Our model averages between 3,000 and 4,000 square feet. We want to be able to say, OK, we would have liked a 3,500 square foot location, but this perfect location’s 3,000 and we have the exact model that’ll still bring the functionality. What you may lose is, say, one office. A lot of it will be determined by the communities that we’re in, how we align with available properties.
It’s being where our clients want to be. Understanding client habits, we’re looking at destinations with anchor grocers, other businesses that allow us to be part of everyday life for clients. Aligning with multiple others creates an easy atmosphere that allows our clients to do banking, do some shopping, and we’re convenient for them in town.

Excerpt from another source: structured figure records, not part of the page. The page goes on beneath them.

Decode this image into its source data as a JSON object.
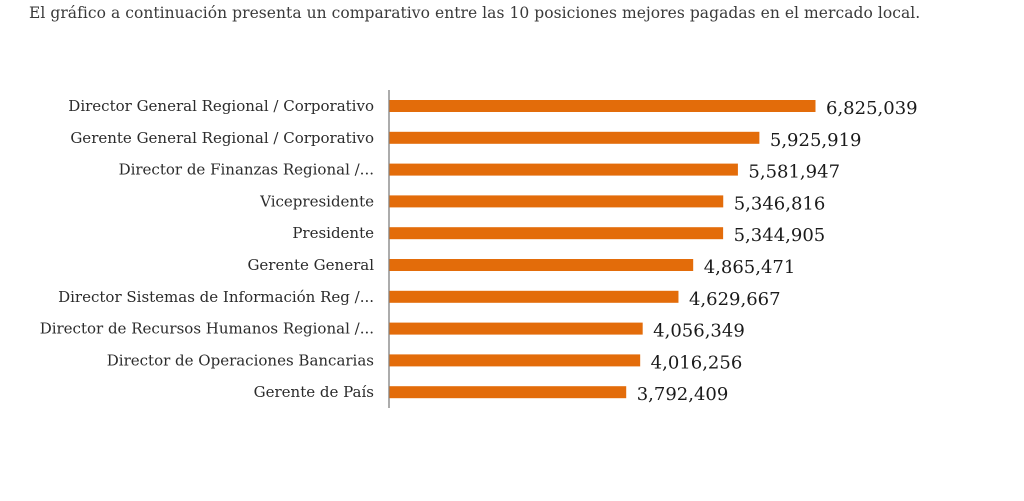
{
  "intro_text": "El gráfico a continuación presenta un comparativo entre las 10 posiciones mejores pagadas en el mercado local.",
  "chart_data": {
    "type": "bar",
    "orientation": "horizontal",
    "categories": [
      "Director General Regional / Corporativo",
      "Gerente General Regional / Corporativo",
      "Director de Finanzas Regional /...",
      "Vicepresidente",
      "Presidente",
      "Gerente General",
      "Director Sistemas de Información Reg /...",
      "Director de Recursos Humanos Regional /...",
      "Director de Operaciones Bancarias",
      "Gerente de País"
    ],
    "values": [
      6825039,
      5925919,
      5581947,
      5346816,
      5344905,
      4865471,
      4629667,
      4056349,
      4016256,
      3792409
    ],
    "value_labels": [
      "6,825,039",
      "5,925,919",
      "5,581,947",
      "5,346,816",
      "5,344,905",
      "4,865,471",
      "4,629,667",
      "4,056,349",
      "4,016,256",
      "3,792,409"
    ],
    "bar_color": "#E36C0A",
    "axis_color": "#808080",
    "xlim": [
      0,
      7600000
    ],
    "grid": false,
    "legend": "none"
  }
}
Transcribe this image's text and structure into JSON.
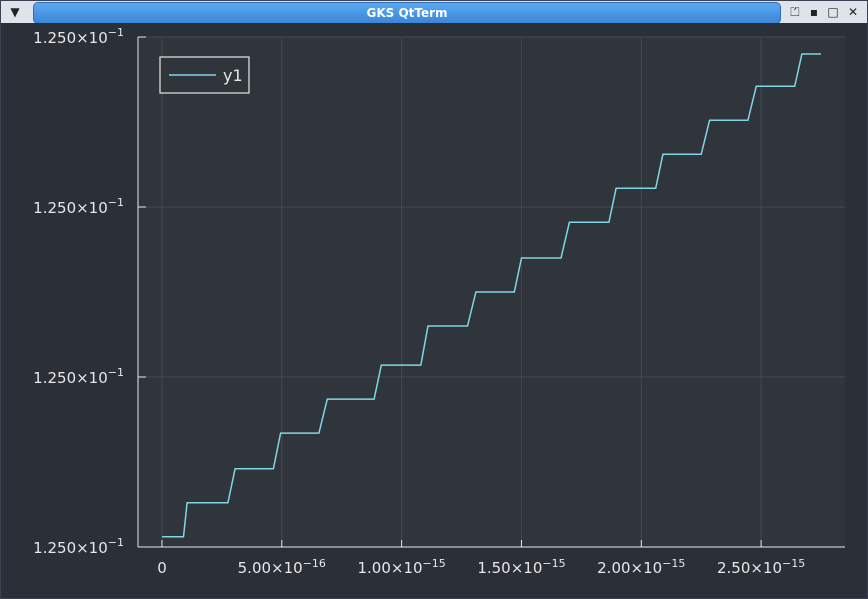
{
  "window": {
    "title": "GKS QtTerm",
    "menu_icon": "menu-down-icon",
    "controls": [
      "shade-icon",
      "sticky-icon",
      "maximize-icon",
      "close-icon"
    ]
  },
  "colors": {
    "background": "#2b2f38",
    "plot_area": "#30343b",
    "series": "#7fd6e6",
    "text": "#e8e8e8",
    "grid": "#444a52"
  },
  "chart_data": {
    "type": "line",
    "title": "",
    "xlabel": "",
    "ylabel": "",
    "grid": true,
    "legend_position": "top-left",
    "xlim": [
      -1e-16,
      2.85e-15
    ],
    "ylim": [
      0,
      3
    ],
    "x_ticks": [
      {
        "value": 0,
        "mantissa": "0",
        "exp": ""
      },
      {
        "value": 5e-16,
        "mantissa": "5.00×10",
        "exp": "−16"
      },
      {
        "value": 1e-15,
        "mantissa": "1.00×10",
        "exp": "−15"
      },
      {
        "value": 1.5e-15,
        "mantissa": "1.50×10",
        "exp": "−15"
      },
      {
        "value": 2e-15,
        "mantissa": "2.00×10",
        "exp": "−15"
      },
      {
        "value": 2.5e-15,
        "mantissa": "2.50×10",
        "exp": "−15"
      }
    ],
    "y_ticks": [
      {
        "value": 0,
        "mantissa": "1.250×10",
        "exp": "−1"
      },
      {
        "value": 1,
        "mantissa": "1.250×10",
        "exp": "−1"
      },
      {
        "value": 2,
        "mantissa": "1.250×10",
        "exp": "−1"
      },
      {
        "value": 3,
        "mantissa": "1.250×10",
        "exp": "−1"
      }
    ],
    "series": [
      {
        "name": "y1",
        "x": [
          0,
          9e-17,
          1.05e-16,
          2.75e-16,
          3.05e-16,
          4.65e-16,
          4.95e-16,
          6.55e-16,
          6.9e-16,
          8.85e-16,
          9.15e-16,
          1.08e-15,
          1.11e-15,
          1.275e-15,
          1.31e-15,
          1.47e-15,
          1.5e-15,
          1.665e-15,
          1.7e-15,
          1.865e-15,
          1.895e-15,
          2.06e-15,
          2.09e-15,
          2.25e-15,
          2.285e-15,
          2.445e-15,
          2.48e-15,
          2.64e-15,
          2.67e-15,
          2.75e-15
        ],
        "y": [
          0.06,
          0.06,
          0.26,
          0.26,
          0.46,
          0.46,
          0.67,
          0.67,
          0.87,
          0.87,
          1.07,
          1.07,
          1.3,
          1.3,
          1.5,
          1.5,
          1.7,
          1.7,
          1.91,
          1.91,
          2.11,
          2.11,
          2.31,
          2.31,
          2.51,
          2.51,
          2.71,
          2.71,
          2.9,
          2.9
        ]
      }
    ]
  }
}
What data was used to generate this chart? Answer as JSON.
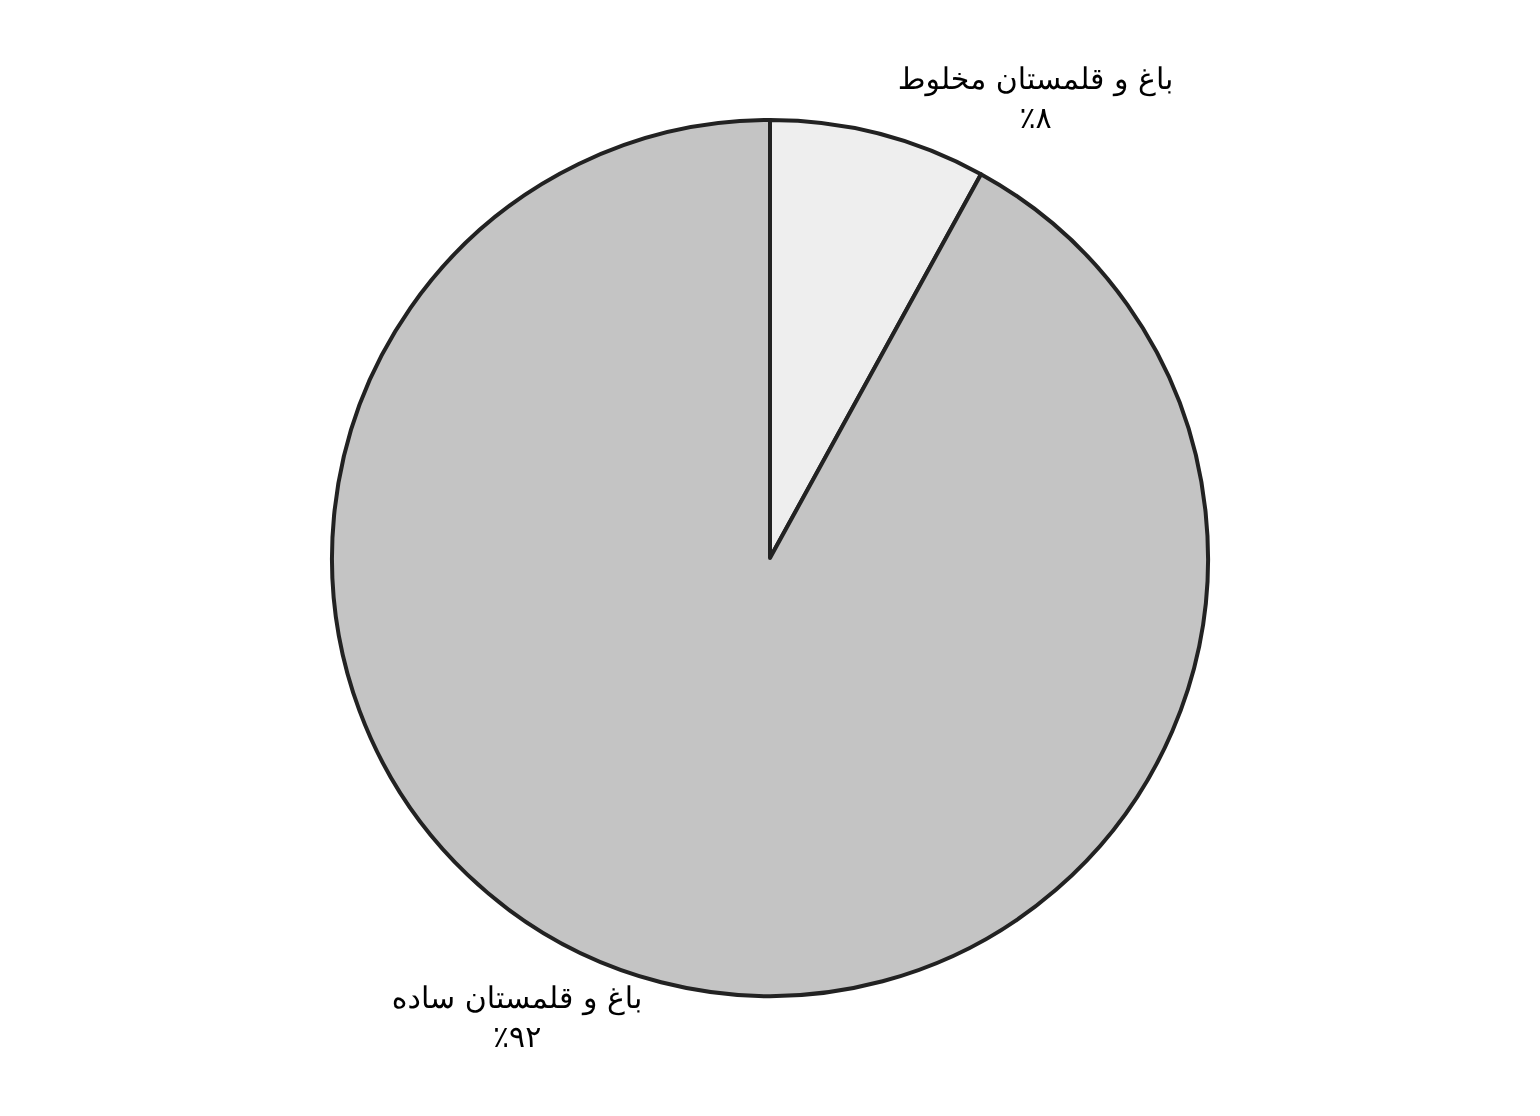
{
  "chart_data": {
    "type": "pie",
    "categories": [
      "باغ و قلمستان مخلوط",
      "باغ و قلمستان ساده"
    ],
    "values": [
      8,
      92
    ],
    "value_labels": [
      "٪۸",
      "٪۹۲"
    ],
    "colors": [
      "#eeeeee",
      "#c4c4c4"
    ],
    "legend": false
  }
}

You want to make sure there’s visibility to the brand. In Atlanta today, where we have 60, 65 branches and prepare to add another 25, as we add one more, the two and three existing branches around it see a positive halo effect in brand recognition, in convenience. It creates this added momentum, not only in those 25 de novos, because communities see we’re investing and that’ll drive affinity to existing branches.
What comes next?
As we delineate between a regional bank and a national bank, it’s filling in some of these areas we’re underserved, or underpenetrated. We’ll look at that probably two years down the road, as we start to materialize the success of this expansion and understand what’s next.
We know we lack scale in some of the areas we’ve dipped our toe in. What you’re seeing from us is an intentionality we haven’t had historically, where we were happy doing onesie, twosies broadly. Now, we’re going into market to reach optimal branch share, to drive winning market share, and we won’t move to the next priority until that’s right.